28 September 2015 3 min. read

Last month engineering firm Imtech collapsed, sparking the largest bankruptcy ever in the Netherlands, and also one of the largest recent bankruptcies in the European engineering services industry. For several external advisors, the bankruptcy, however harsh it may sound, unleashed a gold mine, with external lawyers and consultants raking in more than €18 million in fees in the space of just 5 weeks.

On 13 August 2015 Royal Imtech was declared bankrupt. The company succumbed to severe liquidity problems, with an attempt to re-launch and save the company failing. Following the large bankruptcy – Imtech had about 22,000 employees, of which 80% were based outside its home base – the majority of the concern was sold off in pieces to interested parties. Also Imtech UK & Ireland (~2,600 employees) was declared bankrupt, although the administrators quickly managed to sell the business to investment firm Endless.

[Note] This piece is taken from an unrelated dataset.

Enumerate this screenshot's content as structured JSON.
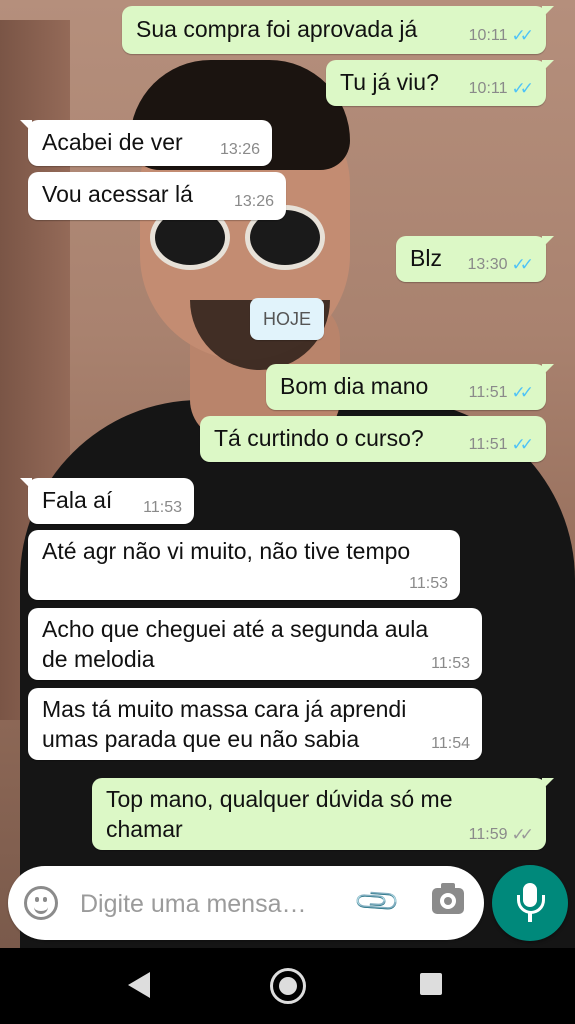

An analysis of the first bankruptcy report by the administrators reveals that in the run-up to its collapse, between 1 July and 5 August, Imtech spent around €18 million on external advisors, including legal advisors from law firms De Brauw Blackstone Westbroek, Clifford Chance and Freshfields Bruckhaus Deringer. De Brauw Blackstone Westbroek were Imtech’s home attorney, Clifford Chance represented the nine largest banks backing the group, while Freshfields Bruckhaus Deringer provided a range of legal advisory services. Management consultants were also involved, although they took home a significantly smaller portion of the pie.

According to the report, as of 8 August, around 120 external advisors were working for the company in its bid to save the company and re-launch. The fees for the two administrators (Jeroen Princen and Paul Peters) were in comparison marginal – €45,000 apiece.

Lack of information
In the bankruptcy report Princen and Peters are critical about the actions of Imtech and the advisors who worked for them. They argue that a lack of supplied information prevented them from adequately performing their duty, with Imtech and the consultants not providing all the relevant information required for the process. During the period that the administrators were involved with the company, they had difficulty, in their opinion, accessing information. “During the administrators we hoped to get a better grip on the process. This did not happen,” write the administrators. “Imtech and De Brauw out of themselves provided us hardly any information.”


The administrators are also critical of the role played by the banks in bankruptcy. The largest part of Imtech was owned by several banks, but some of them froze bank accounts held by the company before the bankruptcy was even declared. An uncommon move, which according to Princen made management of the operating company “more difficult”, adding that he thinks the choice of banks was “very much motivated by self-interest.” In a reaction to the accusations, a number of banks have via their spokespersons denied the claims.